— Здесь три миллиона иен. Возьми их, пожалуйста.
На мгновение лицо матери застыло, окаменели щёки, мускулы вокруг глаз и рта, но в следующий момент всё это искривилось в улыбке:
— Ты похож на господина Юминагу. Точная копия.
Несколько дней назад отец сказал ему, что он точная копия матери, сегодня мать сказала, что он в точности похож на отца. Подросток вглядывался в лицо матери, словно пытаясь увидеть собственное отражение в зеркале.
А этот её сын — с каких пор он стал таким? Лицо не то что лишено выражения, вернее было бы сказать так: на нём одновременно, точно двойная экспозиция на фото, проявляются и гнев, и улыбка. Когда говорят о выражении лица, подразумевают, что оно меняется, а этот ребёнок, по какому-то недоразумению, накладывает одну личину поверх другой — может, в него вселился злой дух? Отец его не способен говорить и действовать, абстрагировавшись от своих чувств, а сын отбросил чувства куда-то далеко и живёт, поглядывая на них со стороны. Он решил сокрушить свою мать при помощи денег и думает, наверное, что будет ею вертеть как хочет. Вряд ли он действует по наущению Хидэтомо, скорей всего, произошло что-то необычное. Рот у подростка был чересчур плотно сжат, а щёки словно сведены судорогой, и, чтобы показать ему пример, Мики приветливо улыбнулась. Бросить спасательный круг тонущему сыну и вытянуть его на берег — её материнский долг, Мики ощутила в матке лёгкое напряжение и села поудобнее. К этому ребёнку она никогда не чувствовала привязанности или любви, но спасти живое существо от грязи и скверны есть высшее благодеяние. Власть денег приводит человека к жизненному крушению, иначе и быть не может.
Поскольку взгляд матери был устремлён на пачку денег, подросток решил, что она колеблется, брать или не брать, и отвернулся к окну. Уж лучше бы взяла, потому что те, которые называют деньги грязными, именно из-за денег связаны по рукам и ногам. Деньги не чистые и не грязные, они как амулеты, которые люди передают из рук в руки.
Мики заговорила, стараясь, чтобы тихо падавшие слова проникали подростку прямо в сердце, она словно сыпала лепестками лотоса, вкладывая в речь всю свою веру:
— Послушай хорошенько! Твоя мать сама зарабатывает себе ровно столько, сколько нужно, чтобы прокормиться. Лишних денег ей не надо. Она и на старость не собирается копить деньги. Когда она состарится и не сможет работать, не сможет покупать себе еду, тогда она умрёт голодной смертью, прямо в этой комнате. Лучше умереть, чем подчиниться власти денег. Люди, которые добиваются успеха благодаря деньгам, от денег же и погибают. Всё потому, что деньги способны превратиться во что угодно.
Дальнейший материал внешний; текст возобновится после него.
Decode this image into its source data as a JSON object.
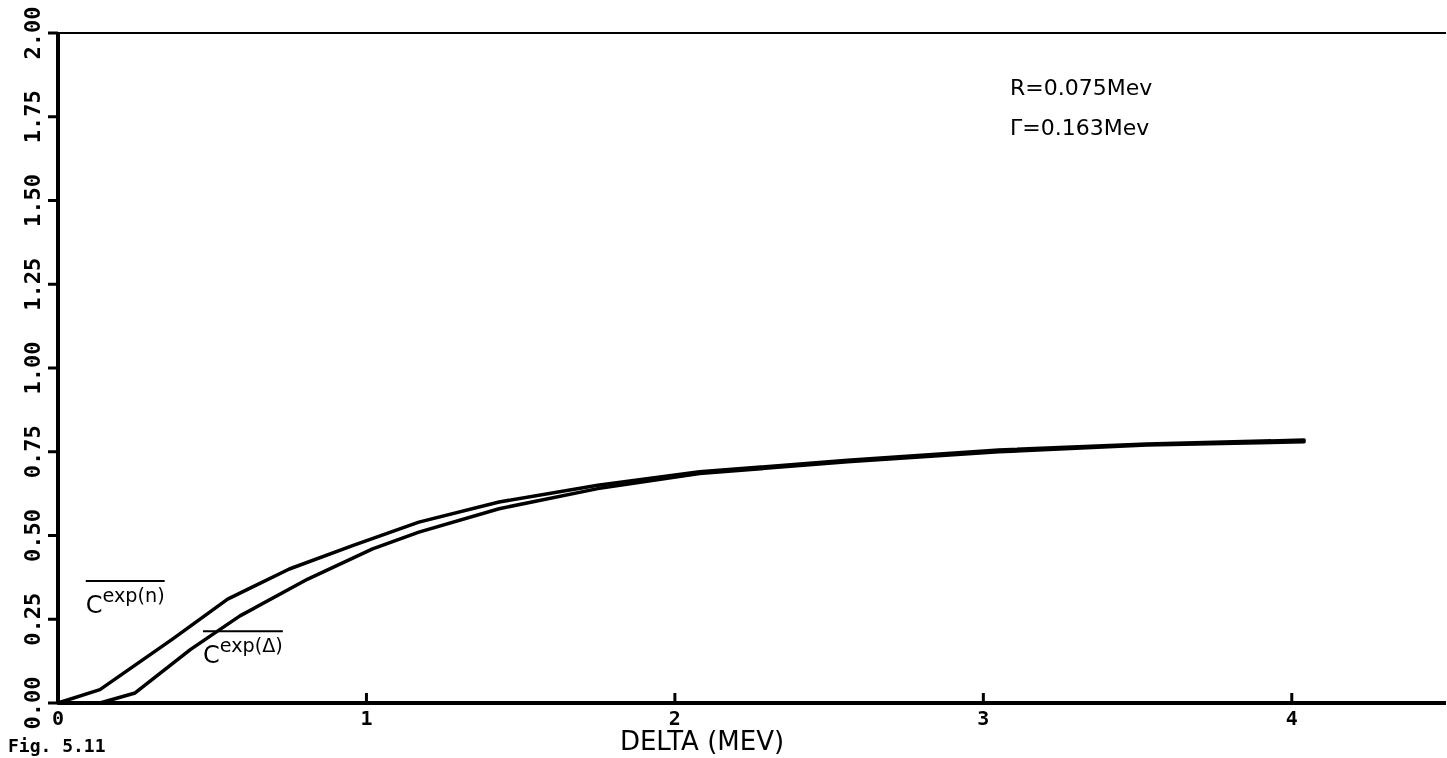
{
  "chart_data": {
    "type": "line",
    "xlabel": "DELTA (MEV)",
    "xlim": [
      0,
      4.5
    ],
    "xticks": [
      0,
      1,
      2,
      3,
      4
    ],
    "ylim": [
      0,
      2
    ],
    "yticks": [
      {
        "value": 0,
        "label": "0.00"
      },
      {
        "value": 0.25,
        "label": "0.25"
      },
      {
        "value": 0.5,
        "label": "0.50"
      },
      {
        "value": 0.75,
        "label": "0.75"
      },
      {
        "value": 1,
        "label": "1.00"
      },
      {
        "value": 1.25,
        "label": "1.25"
      },
      {
        "value": 1.5,
        "label": "1.50"
      },
      {
        "value": 1.75,
        "label": "1.75"
      },
      {
        "value": 2,
        "label": "2.00"
      }
    ],
    "grid": false,
    "legend": "bottom left",
    "marker": "none",
    "line_style": "solid",
    "annotations": [
      "R=0.075Mev",
      "Γ=0.163Mev",
      "Fig. 5.11"
    ],
    "series": [
      {
        "name": "C$^{exp(n)}$",
        "color": "#000000",
        "x": [
          0,
          0.136,
          0.37,
          0.55,
          0.75,
          0.955,
          1.17,
          1.43,
          1.75,
          2.08,
          2.56,
          3.05,
          3.53,
          4.04
        ],
        "values": [
          0,
          0.04,
          0.19,
          0.31,
          0.4,
          0.47,
          0.54,
          0.6,
          0.65,
          0.69,
          0.725,
          0.755,
          0.773,
          0.785
        ]
      },
      {
        "name": "C$^{exp(Δ)}$",
        "color": "#000000",
        "x": [
          0.136,
          0.25,
          0.43,
          0.59,
          0.81,
          1.02,
          1.17,
          1.43,
          1.75,
          2.08,
          2.56,
          3.05,
          3.53,
          4.04
        ],
        "values": [
          0,
          0.03,
          0.16,
          0.26,
          0.37,
          0.46,
          0.51,
          0.58,
          0.64,
          0.685,
          0.72,
          0.75,
          0.77,
          0.78
        ]
      }
    ]
  }
}
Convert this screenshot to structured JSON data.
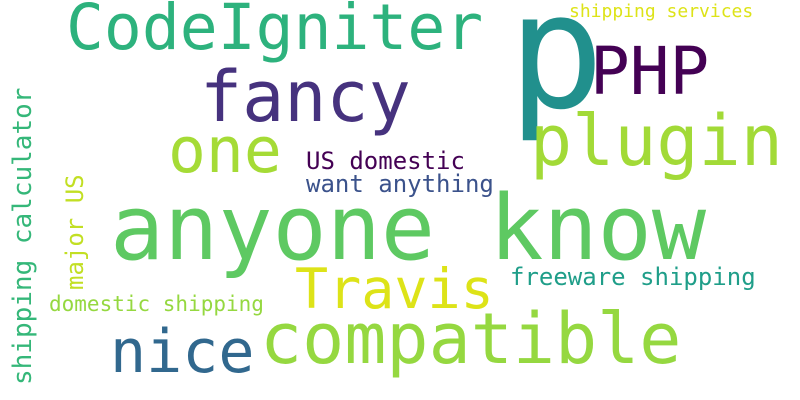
{
  "words": {
    "p": {
      "text": "p",
      "color": "#21908d"
    },
    "anyone_know": {
      "text": "anyone know",
      "color": "#5ec962"
    },
    "codeigniter": {
      "text": "CodeIgniter",
      "color": "#2db27d"
    },
    "fancy": {
      "text": "fancy",
      "color": "#46327e"
    },
    "php": {
      "text": "PHP",
      "color": "#440154"
    },
    "plugin": {
      "text": "plugin",
      "color": "#a2da37"
    },
    "one": {
      "text": "one",
      "color": "#a5db36"
    },
    "compatible": {
      "text": "compatible",
      "color": "#95d840"
    },
    "nice": {
      "text": "nice",
      "color": "#31688e"
    },
    "travis": {
      "text": "Travis",
      "color": "#dde318"
    },
    "us_domestic": {
      "text": "US domestic",
      "color": "#440154"
    },
    "want_anything": {
      "text": "want anything",
      "color": "#3b528b"
    },
    "shipping_services": {
      "text": "shipping services",
      "color": "#dde318"
    },
    "freeware_shipping": {
      "text": "freeware shipping",
      "color": "#1f9e89"
    },
    "domestic_shipping": {
      "text": "domestic shipping",
      "color": "#95d840"
    },
    "shipping_calculator": {
      "text": "shipping calculator",
      "color": "#35b779",
      "orientation": "vertical"
    },
    "major_us": {
      "text": "major US",
      "color": "#c2df23",
      "orientation": "vertical"
    }
  }
}
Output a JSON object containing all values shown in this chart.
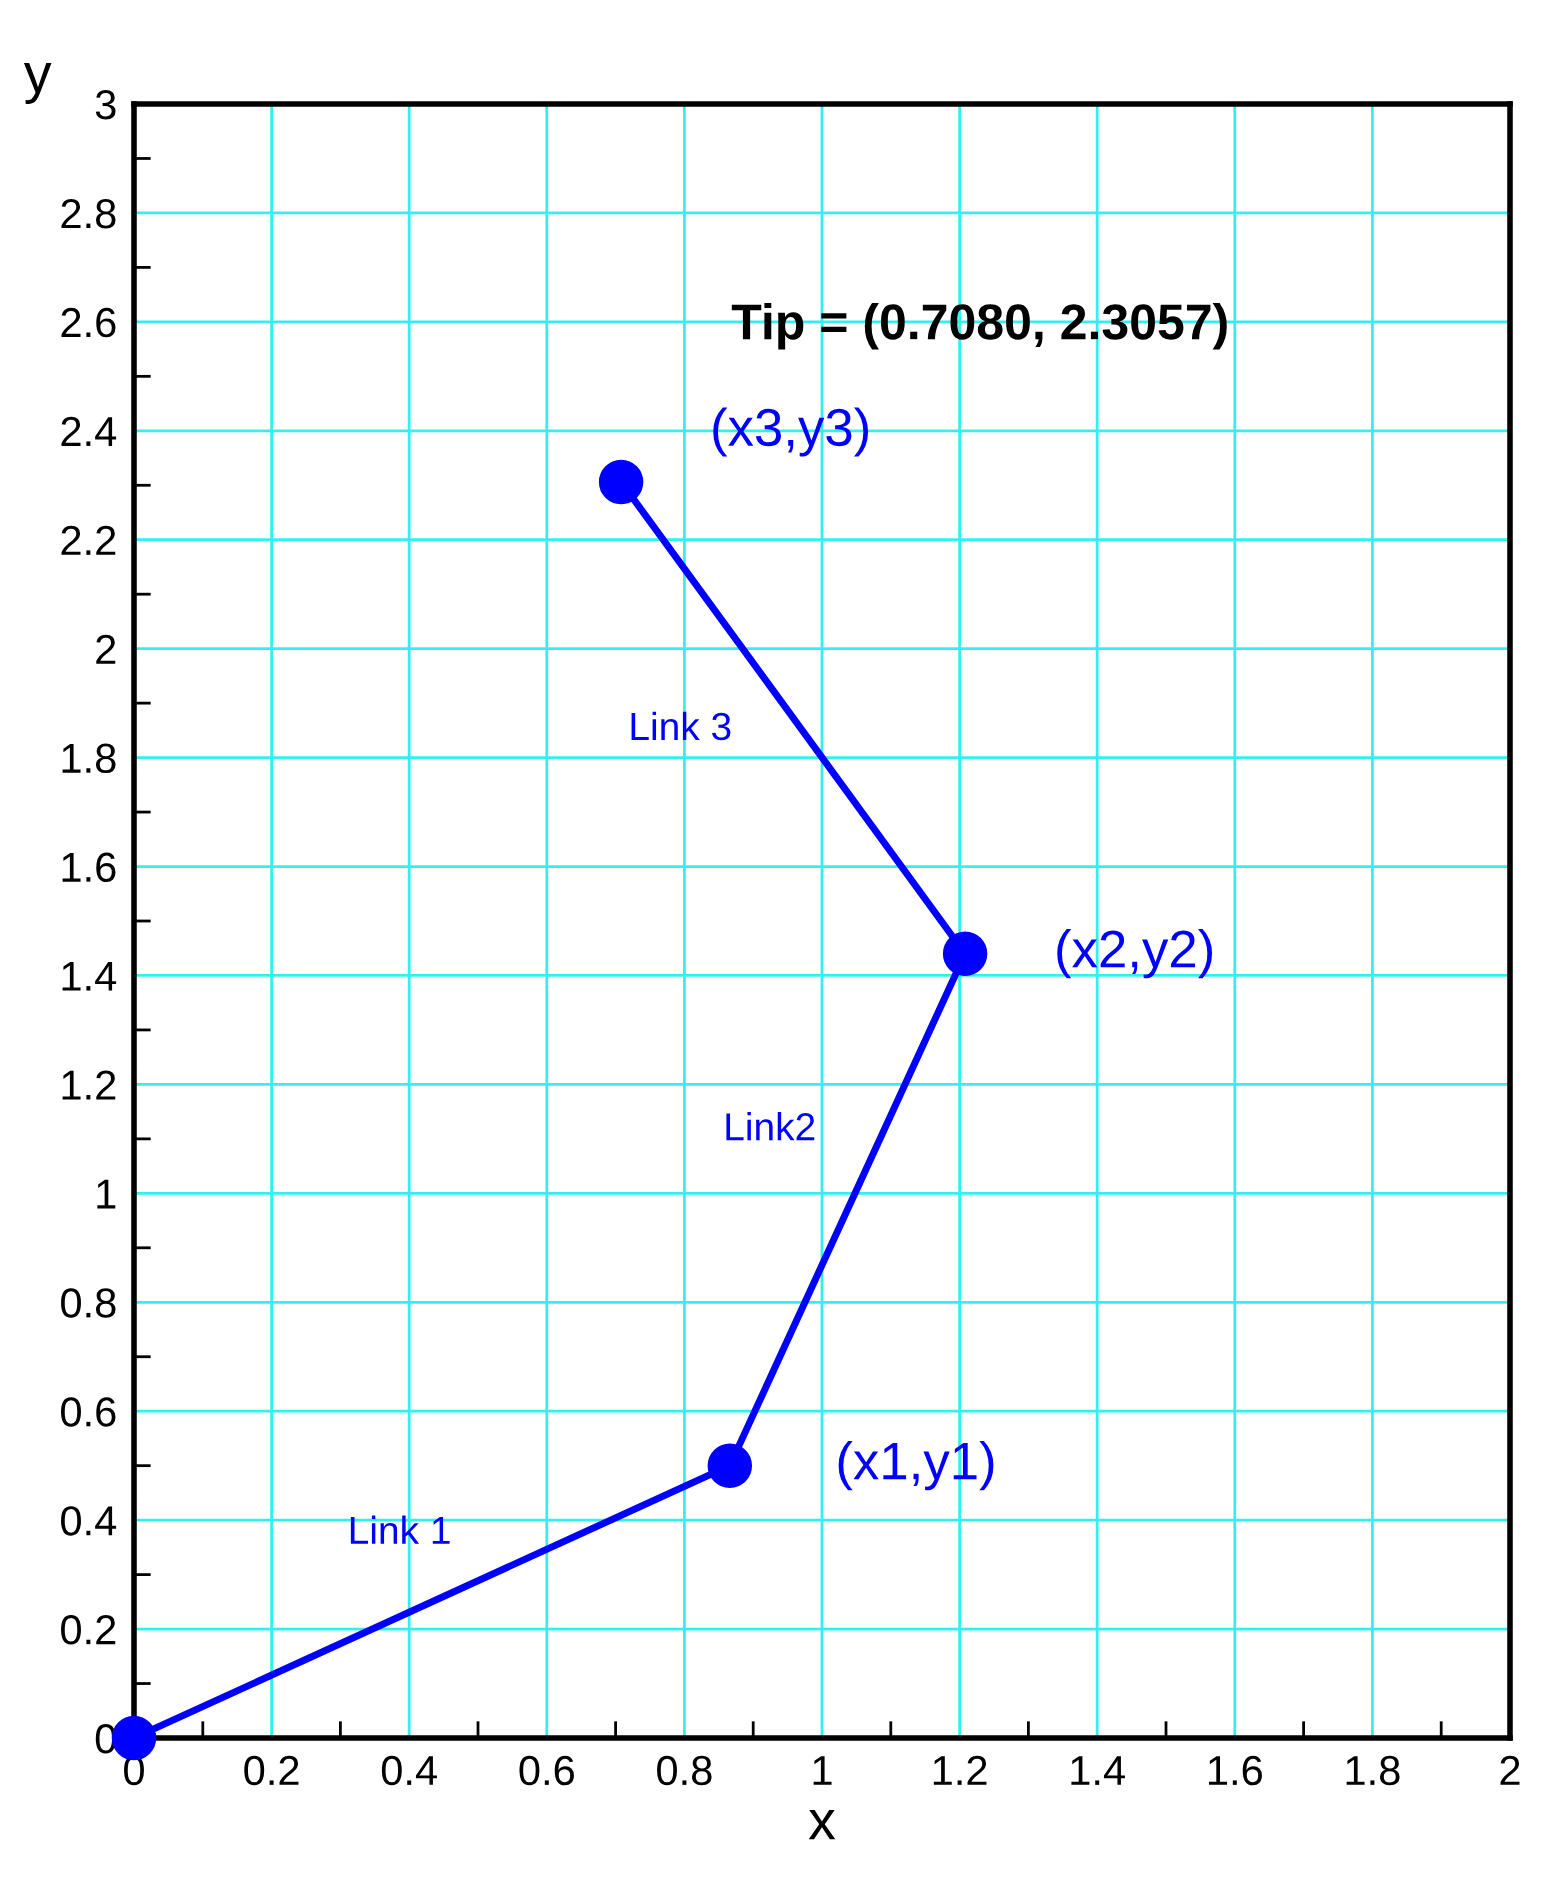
{
  "chart_data": {
    "type": "line",
    "xlabel": "x",
    "ylabel": "y",
    "x": [
      0,
      0.866,
      1.208,
      0.708
    ],
    "series": [
      {
        "color": "#0000ff",
        "values": [
          0,
          0.5,
          1.44,
          2.306
        ]
      }
    ],
    "marker": "circle",
    "line_style": "solid",
    "grid": true,
    "xlim": [
      0,
      2
    ],
    "ylim": [
      0,
      3
    ],
    "xticks": [
      0,
      {
        "value": 0.1,
        "label": null
      },
      0.2,
      {
        "value": 0.3,
        "label": null
      },
      0.4,
      {
        "value": 0.5,
        "label": null
      },
      0.6,
      {
        "value": 0.7,
        "label": null
      },
      0.8,
      {
        "value": 0.9,
        "label": null
      },
      1,
      {
        "value": 1.1,
        "label": null
      },
      1.2,
      {
        "value": 1.3,
        "label": null
      },
      1.4,
      {
        "value": 1.5,
        "label": null
      },
      1.6,
      {
        "value": 1.7,
        "label": null
      },
      1.8,
      {
        "value": 1.9,
        "label": null
      },
      2
    ],
    "yticks": [
      0,
      {
        "value": 0.1,
        "label": null
      },
      0.2,
      {
        "value": 0.3,
        "label": null
      },
      0.4,
      {
        "value": 0.5,
        "label": null
      },
      0.6,
      {
        "value": 0.7,
        "label": null
      },
      0.8,
      {
        "value": 0.9,
        "label": null
      },
      1,
      {
        "value": 1.1,
        "label": null
      },
      1.2,
      {
        "value": 1.3,
        "label": null
      },
      1.4,
      {
        "value": 1.5,
        "label": null
      },
      1.6,
      {
        "value": 1.7,
        "label": null
      },
      1.8,
      {
        "value": 1.9,
        "label": null
      },
      2,
      {
        "value": 2.1,
        "label": null
      },
      2.2,
      {
        "value": 2.3,
        "label": null
      },
      2.4,
      {
        "value": 2.5,
        "label": null
      },
      2.6,
      {
        "value": 2.7,
        "label": null
      },
      2.8,
      {
        "value": 2.9,
        "label": null
      },
      3
    ],
    "annotations": [
      "Tip = (0.7080, 2.3057)",
      {
        "text": "(x1,y1)",
        "x": 0.866,
        "y": 0.5
      },
      {
        "text": "(x2,y2)",
        "x": 1.208,
        "y": 1.44
      },
      {
        "text": "(x3,y3)",
        "x": 0.708,
        "y": 2.306
      },
      "Link 1",
      "Link2",
      "Link 3"
    ]
  }
}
Для подростка это были просто звуки, что-то вроде распевания буддийских сутр, а переполнявший его гнев превратил звуки в треск помех неверно настроенного на волну радио. Так эта женщина только прикинулась, что читает ему проповедь, а сама, оказывается, хочет его околдовать злым заговором! Люди погибают оттого, что идёт незримая война. Это последняя битва, и в ней решится, достойно ли человечество того, чтобы продолжить своё существование, а если достойно — сможет ли оно выживать и дальше. Страшнее атомного оружия потеря смысла существования. Крушение уготовано и безо всякой там «власти денег». Подросток вдруг с новой остротой ощутил, что они, дети, ничего не сделали такого, что послужило бы причиной ухода матери из дома, и он поддался ненависти, пошёл на таран. Лицо его запылало, дыхание участилось и стало неглубоким, глаза засверкали злобой из-за того давнего предательства, когда в восемь лет его бросили, оставили одного. Подросток встал, надел кроссовки и откинул штору над входом.
— Кадзуки! — Мать впервые позвала его по имени.
Он обернулся и увидел, что она жжёт банкноты над раковиной. Маслом растительным она их облила, что ли? Пламя горящих денег окрасило лицо матери в пунцовый цвет. Неужели она сошла с ума? Подросток бросился в комнату, устланную татами, прямо в кроссовках. Схватив мать за шиворот, он изо всех сил ударил её по щеке.
Сначала Мики пыталась правой ладонью схватить подростка за предплечье, но тут же бессильно опустила руки, и они повисли вдоль тела. Как бы он ни колотил её, сколько бы ни таскал за волосы и ни ударял головой об стену, Мики не издавала стонов и не скрипела зубами, а лишь сотрясалась от ударов.
Он перешёл невидимую грань: ударить собственную мать означает совсем не то, что ударить отца, — подросток оцепенел от ужаса перед тем, что он посмел поднять на неё руку.